The NCAA has launched what is believed to be the largest ever longitudinal study of concussions — part of an effort to combat what has become an epidemic of head injuries in college sports.
“It’s not just football players,” said Brian Hainline, the NCAA’s chief medical officer, who said the organization plans to study students in multiple sports.
Those participating in the advanced research component will undergo not only a baseline study, but exams six hours, then 48 hours, after every concussive event.
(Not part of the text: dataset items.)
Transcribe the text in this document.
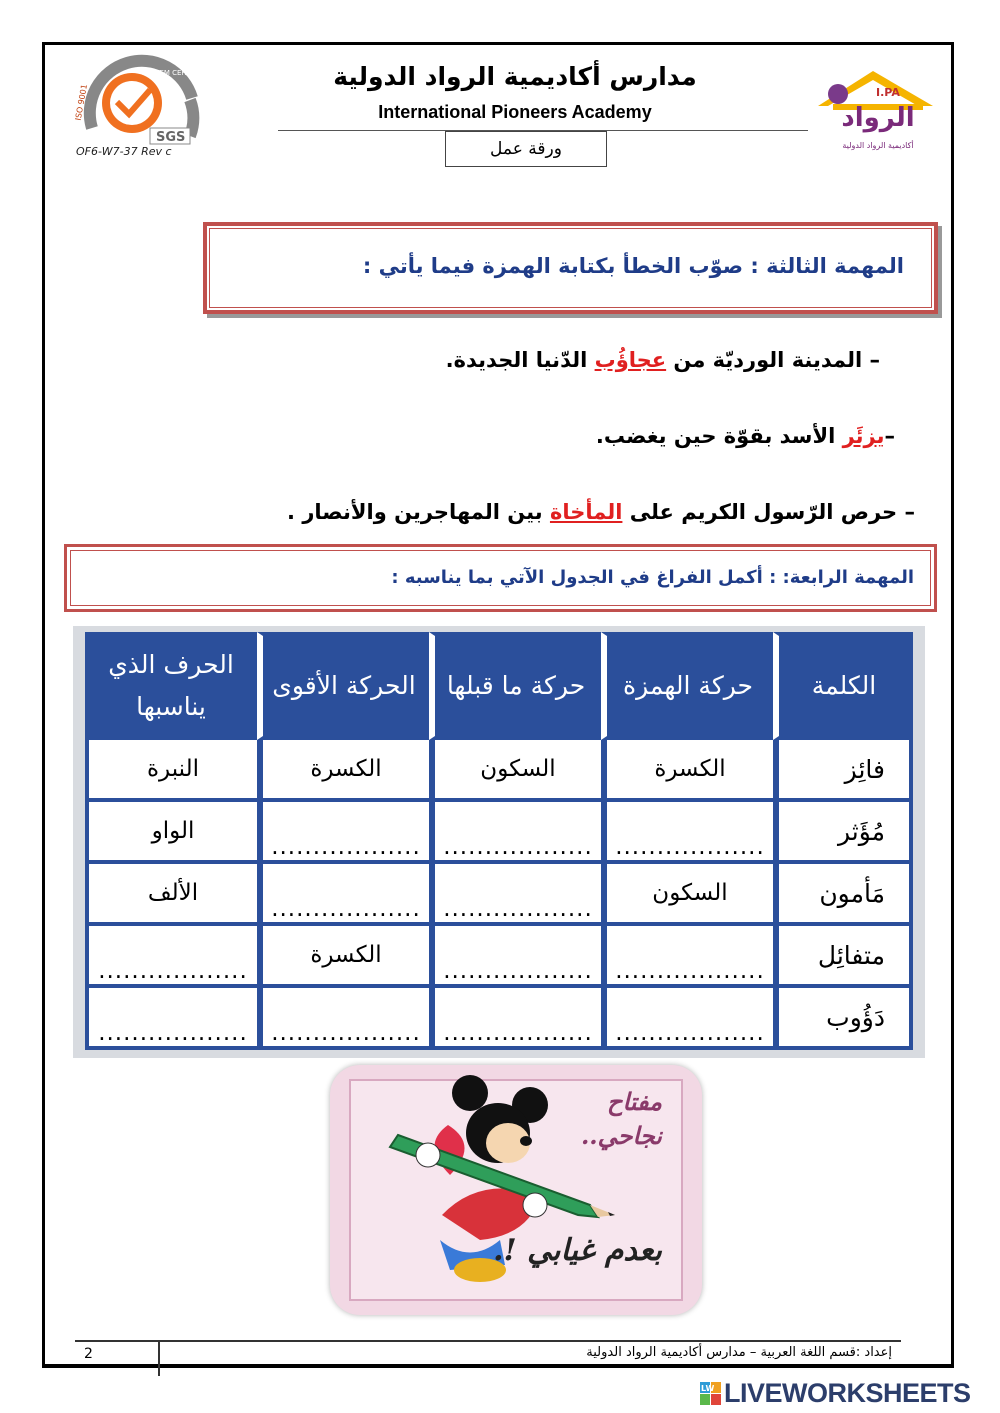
SYSTEM CERTIFICATION
ISO 9001
SGS
OF6-W7-37 Rev c
مدارس أكاديمية الرواد الدولية
International Pioneers Academy
ورقة عمل
I.PA
الرواد
أكاديمية الرواد الدولية
المهمة الثالثة : صوّب الخطأ بكتابة الهمزة فيما يأتي :
– المدينة الورديّة من عجاؤُب الدّنيا الجديدة.
–يزئَر الأسد بقوّة حين يغضب.
– حرص الرّسول الكريم على المأخاة بين المهاجرين والأنصار .
المهمة الرابعة: : أكمل الفراغ في الجدول الآتي بما يناسبه :
الكلمة	حركة الهمزة	حركة ما قبلها	الحركة الأقوى	الحرف الذي يناسبها
فائِز	الكسرة	السكون	الكسرة	النبرة
مُؤَثر	..................	..................	..................	الواو
مَأمون	السكون	..................	..................	الألف
متفائِل	..................	..................	الكسرة	..................
دَؤُوب	..................	..................	..................	..................
مفتاح
نجاحي..
بعدم غيابي !.
2	إعداد :قسم اللغة العربية – مدارس أكاديمية الرواد الدولية
LW LIVEWORKSHEETS
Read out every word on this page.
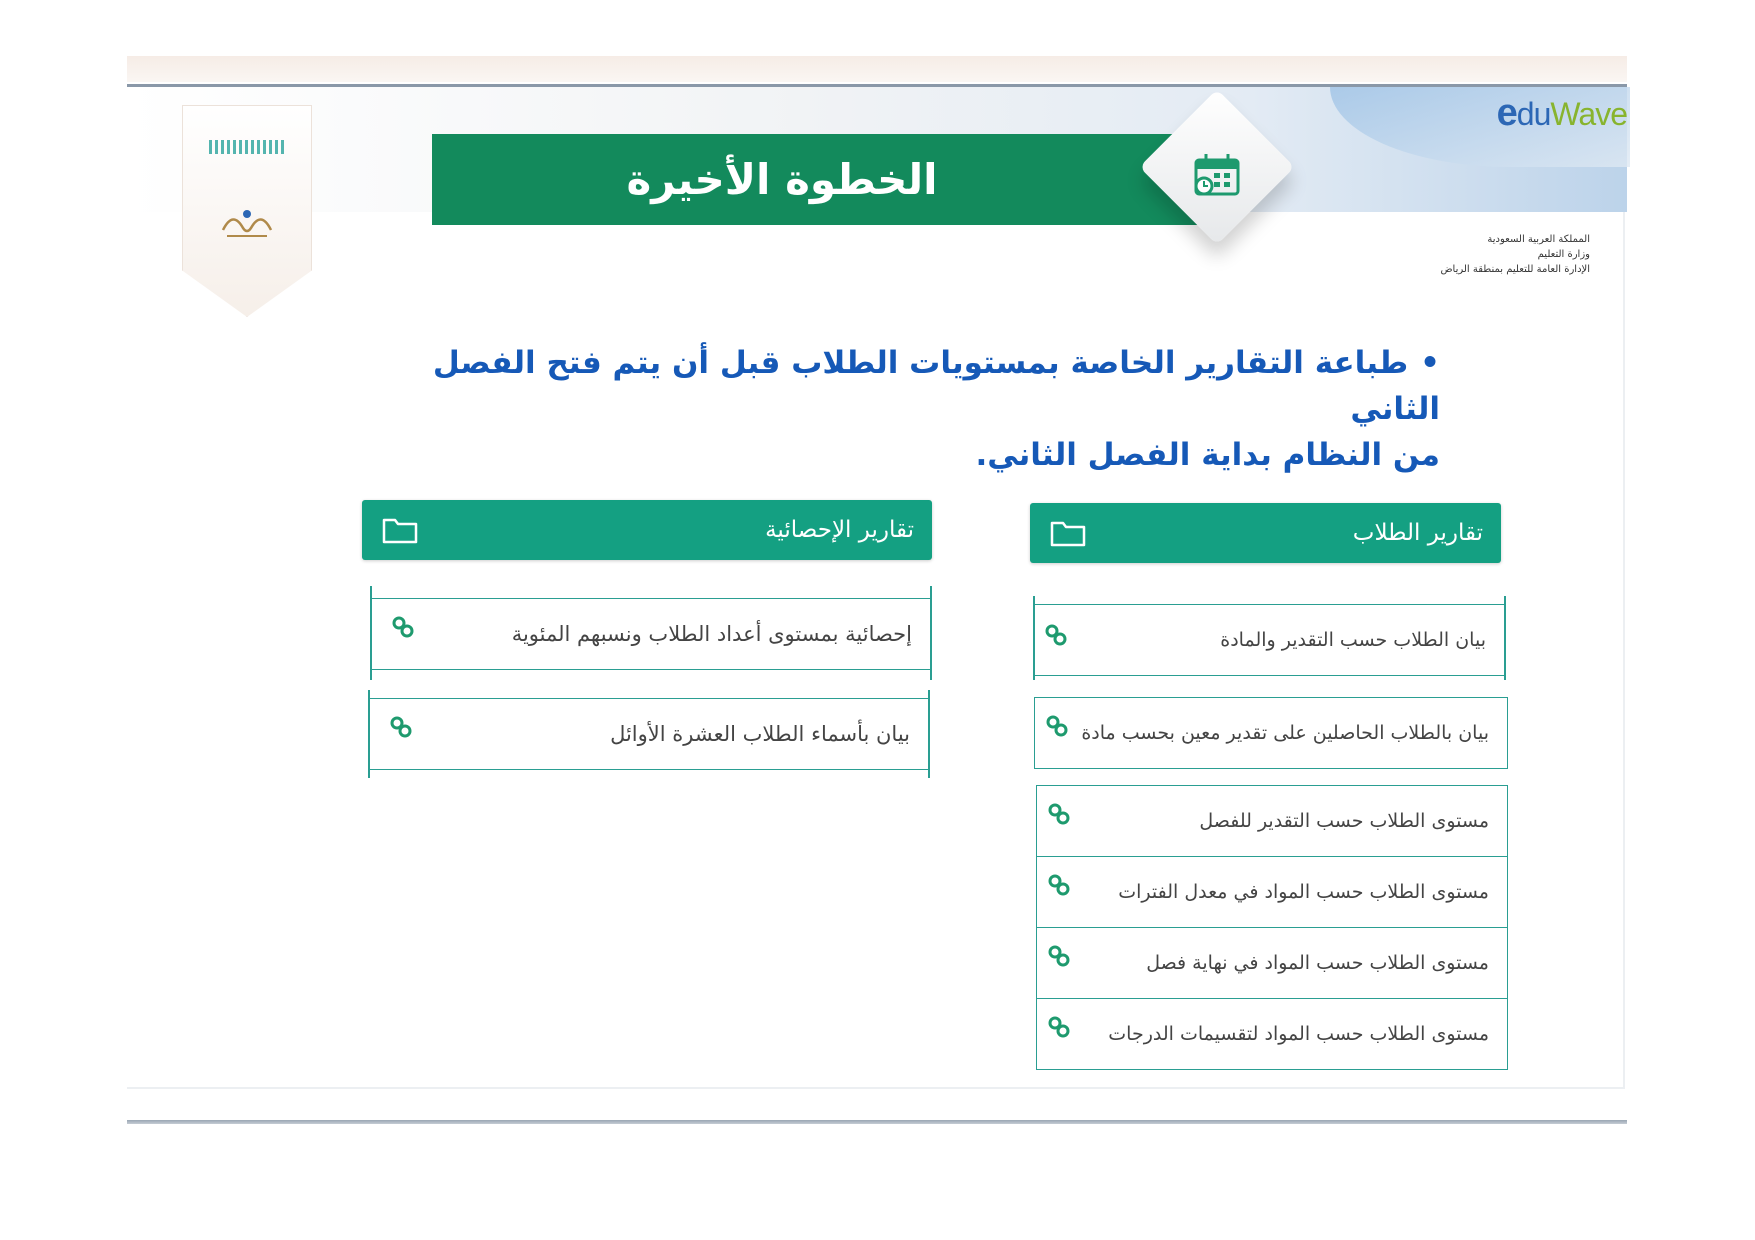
eduWave
الخطوة الأخيرة
المملكة العربية السعودية
وزارة التعليم
الإدارة العامة للتعليم بمنطقة الرياض
•طباعة التقارير الخاصة بمستويات الطلاب قبل أن يتم فتح الفصل الثاني
من النظام بداية الفصل الثاني.
تقارير الإحصائية
إحصائية بمستوى أعداد الطلاب ونسبهم المئوية
بيان بأسماء الطلاب العشرة الأوائل
تقارير الطلاب
بيان الطلاب حسب التقدير والمادة
بيان بالطلاب الحاصلين على تقدير معين بحسب مادة
مستوى الطلاب حسب التقدير للفصل
مستوى الطلاب حسب المواد في معدل الفترات
مستوى الطلاب حسب المواد في نهاية فصل
مستوى الطلاب حسب المواد لتقسيمات الدرجات
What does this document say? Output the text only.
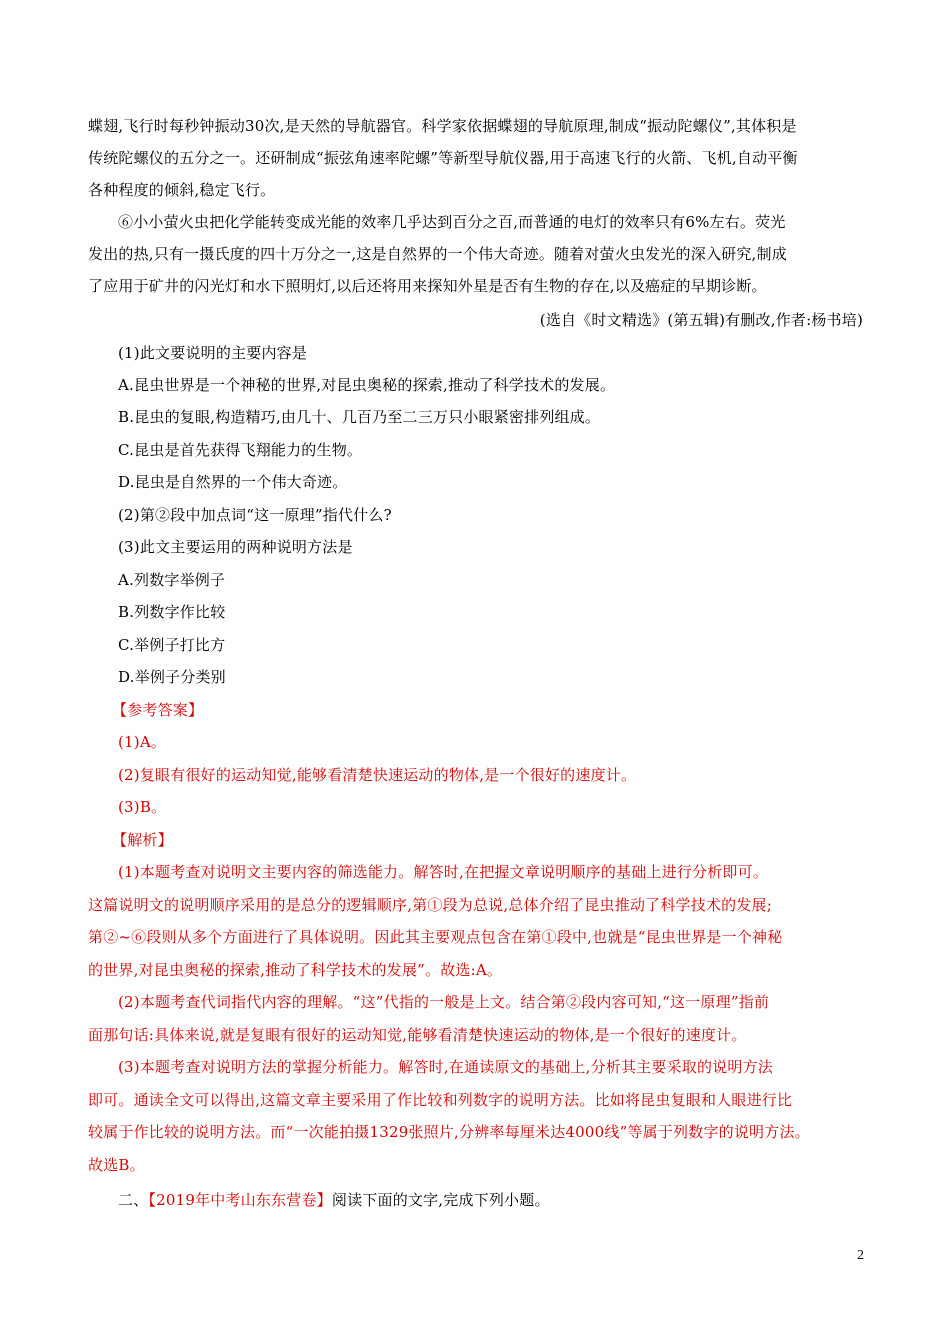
蝶翅,飞行时每秒钟振动30次,是天然的导航器官。科学家依据蝶翅的导航原理,制成“振动陀螺仪”,其体积是
传统陀螺仪的五分之一。还研制成“振弦角速率陀螺”等新型导航仪器,用于高速飞行的火箭、飞机,自动平衡
各种程度的倾斜,稳定飞行。
⑥小小萤火虫把化学能转变成光能的效率几乎达到百分之百,而普通的电灯的效率只有6%左右。荧光
发出的热,只有一摄氏度的四十万分之一,这是自然界的一个伟大奇迹。随着对萤火虫发光的深入研究,制成
了应用于矿井的闪光灯和水下照明灯,以后还将用来探知外星是否有生物的存在,以及癌症的早期诊断。
(选自《时文精选》(第五辑)有删改,作者:杨书培)
(1)此文要说明的主要内容是
A.昆虫世界是一个神秘的世界,对昆虫奥秘的探索,推动了科学技术的发展。
B.昆虫的复眼,构造精巧,由几十、几百乃至二三万只小眼紧密排列组成。
C.昆虫是首先获得飞翔能力的生物。
D.昆虫是自然界的一个伟大奇迹。
(2)第②段中加点词“这一原理”指代什么?
(3)此文主要运用的两种说明方法是
A.列数字举例子
B.列数字作比较
C.举例子打比方
D.举例子分类别
【参考答案】
(1)A。
(2)复眼有很好的运动知觉,能够看清楚快速运动的物体,是一个很好的速度计。
(3)B。
【解析】
(1)本题考查对说明文主要内容的筛选能力。解答时,在把握文章说明顺序的基础上进行分析即可。
这篇说明文的说明顺序采用的是总分的逻辑顺序,第①段为总说,总体介绍了昆虫推动了科学技术的发展;
第②~⑥段则从多个方面进行了具体说明。因此其主要观点包含在第①段中,也就是“昆虫世界是一个神秘
的世界,对昆虫奥秘的探索,推动了科学技术的发展”。故选:A。
(2)本题考查代词指代内容的理解。“这”代指的一般是上文。结合第②段内容可知,“这一原理”指前
面那句话:具体来说,就是复眼有很好的运动知觉,能够看清楚快速运动的物体,是一个很好的速度计。
(3)本题考查对说明方法的掌握分析能力。解答时,在通读原文的基础上,分析其主要采取的说明方法
即可。通读全文可以得出,这篇文章主要采用了作比较和列数字的说明方法。比如将昆虫复眼和人眼进行比
较属于作比较的说明方法。而“一次能拍摄1329张照片,分辨率每厘米达4000线”等属于列数字的说明方法。
故选B。
二、【2019年中考山东东营卷】阅读下面的文字,完成下列小题。
2
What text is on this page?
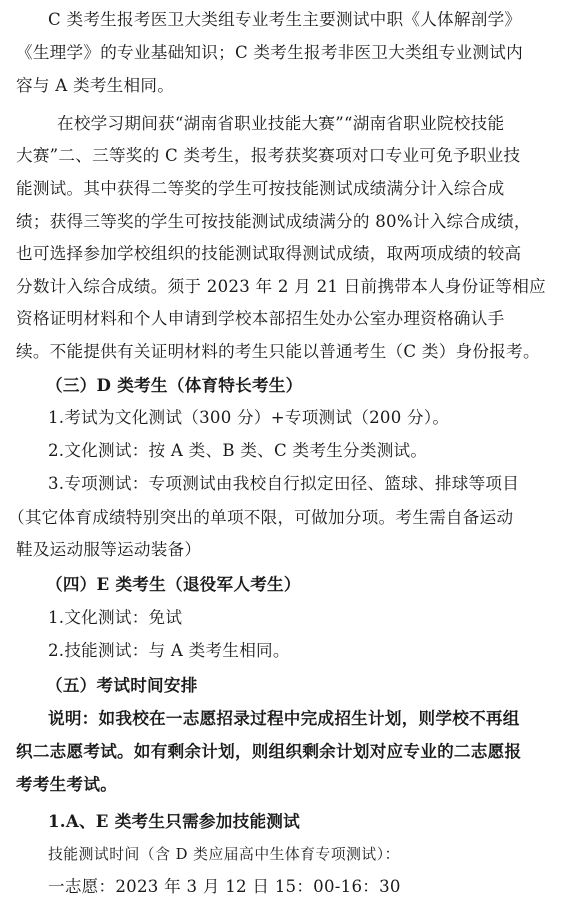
C 类考生报考医卫大类组专业考生主要测试中职《人体解剖学》
《生理学》的专业基础知识；C 类考生报考非医卫大类组专业测试内
容与 A 类考生相同。
在校学习期间获“湖南省职业技能大赛”“湖南省职业院校技能
大赛”二、三等奖的 C 类考生，报考获奖赛项对口专业可免予职业技
能测试。其中获得二等奖的学生可按技能测试成绩满分计入综合成
绩；获得三等奖的学生可按技能测试成绩满分的 80%计入综合成绩，
也可选择参加学校组织的技能测试取得测试成绩，取两项成绩的较高
分数计入综合成绩。须于 2023 年 2 月 21 日前携带本人身份证等相应
资格证明材料和个人申请到学校本部招生处办公室办理资格确认手
续。不能提供有关证明材料的考生只能以普通考生（C 类）身份报考。
（三）D 类考生（体育特长考生）
1.考试为文化测试（300 分）+专项测试（200 分）。
2.文化测试：按 A 类、B 类、C 类考生分类测试。
3.专项测试：专项测试由我校自行拟定田径、篮球、排球等项目
（其它体育成绩特别突出的单项不限，可做加分项。考生需自备运动
鞋及运动服等运动装备）
（四）E 类考生（退役军人考生）
1.文化测试：免试
2.技能测试：与 A 类考生相同。
（五）考试时间安排
说明：如我校在一志愿招录过程中完成招生计划，则学校不再组
织二志愿考试。如有剩余计划，则组织剩余计划对应专业的二志愿报
考考生考试。
1.A、E 类考生只需参加技能测试
技能测试时间（含 D 类应届高中生体育专项测试）：
一志愿：2023 年 3 月 12 日 15：00-16：30
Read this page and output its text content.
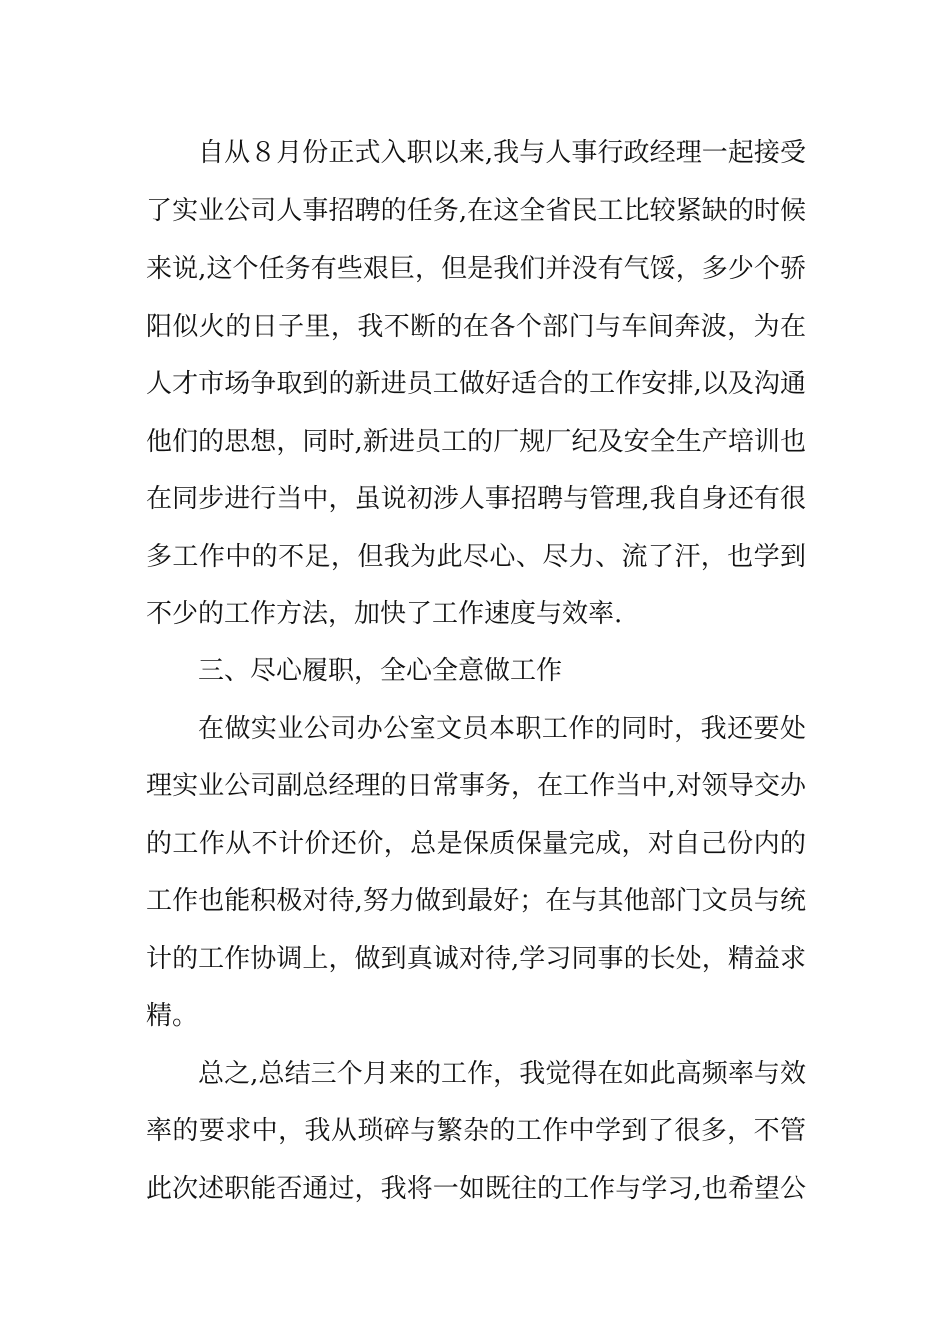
自从８月份正式入职以来,我与人事行政经理一起接受
了实业公司人事招聘的任务,在这全省民工比较紧缺的时候
来说,这个任务有些艰巨，但是我们并没有气馁，多少个骄
阳似火的日子里，我不断的在各个部门与车间奔波，为在
人才市场争取到的新进员工做好适合的工作安排,以及沟通
他们的思想，同时,新进员工的厂规厂纪及安全生产培训也
在同步进行当中，虽说初涉人事招聘与管理,我自身还有很
多工作中的不足，但我为此尽心、尽力、流了汗，也学到
不少的工作方法，加快了工作速度与效率.
三、尽心履职，全心全意做工作
在做实业公司办公室文员本职工作的同时，我还要处
理实业公司副总经理的日常事务，在工作当中,对领导交办
的工作从不计价还价，总是保质保量完成，对自己份内的
工作也能积极对待,努力做到最好；在与其他部门文员与统
计的工作协调上，做到真诚对待,学习同事的长处，精益求
精。
总之,总结三个月来的工作，我觉得在如此高频率与效
率的要求中，我从琐碎与繁杂的工作中学到了很多，不管
此次述职能否通过，我将一如既往的工作与学习,也希望公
Students from UCLA, Virginia Tech and the University of North Carolina will be involved, with the University of Wisconsin participating beginning next year.
The athletes will receive baseline blood work and genetics testing, and be equipped with head sensors that they will wear during practice and games. The NCAA initially will study football, lacrosse, soccer and hockey.
Athletes also will undergo exams six months out, every year.
“By the end of three years we’ll have studied close to 40,000 athletes,” Hainline said.
The research will be run via the NCAA, the U.S. Department of Defense — which has an acute interest in concussions because of their frequency among deployed troops — and the National Institutes of Health.
The NCAA and the Defense Department are each contributing $15 million to the study and the NIH may provide future financial support, Hainline said.
Hainline made his comments Monday during a meeting of the Knight Commission on Intercollegiate Athletics. The 19-member commission is an independent group that crafts recommendations on how college sports programs can operate while complying with the educational missions of their institutions.
The issue of concussions in sports is one that has been of acute interest to Ohio lawmakers, including Rep. Joyce Beatty, D-Jefferson Township, who with Rep. Charlie Dent, R-Pa., has introduced a bill that would require baseline concussion testing for all collegiate athletes. Beatty also has introduced a bill that aims to increase research, surveillance and treatment of concussions.
Both the NFL and the NCAA have faced lawsuits by former athletes who say they have not been adequately protected from brain injuries. The NCAA reports that there were more than 29,000 concussions in its sports between 2004 and 2009.
In July, the NCAA reached a proposed settlement agreement related to several concussion-related class-action lawsuits, agreeing to spend $70 million on concussion testing and diagnosis of former NCAA athletes.
The agreement conditions are subject to approval by Judge John Lee of the United States District Court for the Northern District of Illinois. A status hearing on the proposed settlement agreement is scheduled for later this month.
Hainline said the problem is acute in football, but also in women’s ice hockey, field hockey and wrestling.
“Concussion is the elephant in the room,” he said. “Football is sitting on top of that elephant.”
Though many colleges and universities provide their athletes with extensive education about concussions, few pay much attention, Hainline said. Part of the NCAA’s work, he said, will be to determine how to more effectively educate student athletes about the risk of concussions.
“Right now when it comes to education, we don’t know what’s making a difference,” he said.
He said he’s hopeful that the study will result in new protocol for both college and other athletics “that’s going to catch on, become the norm for how we should be addressing concussions for every sport.”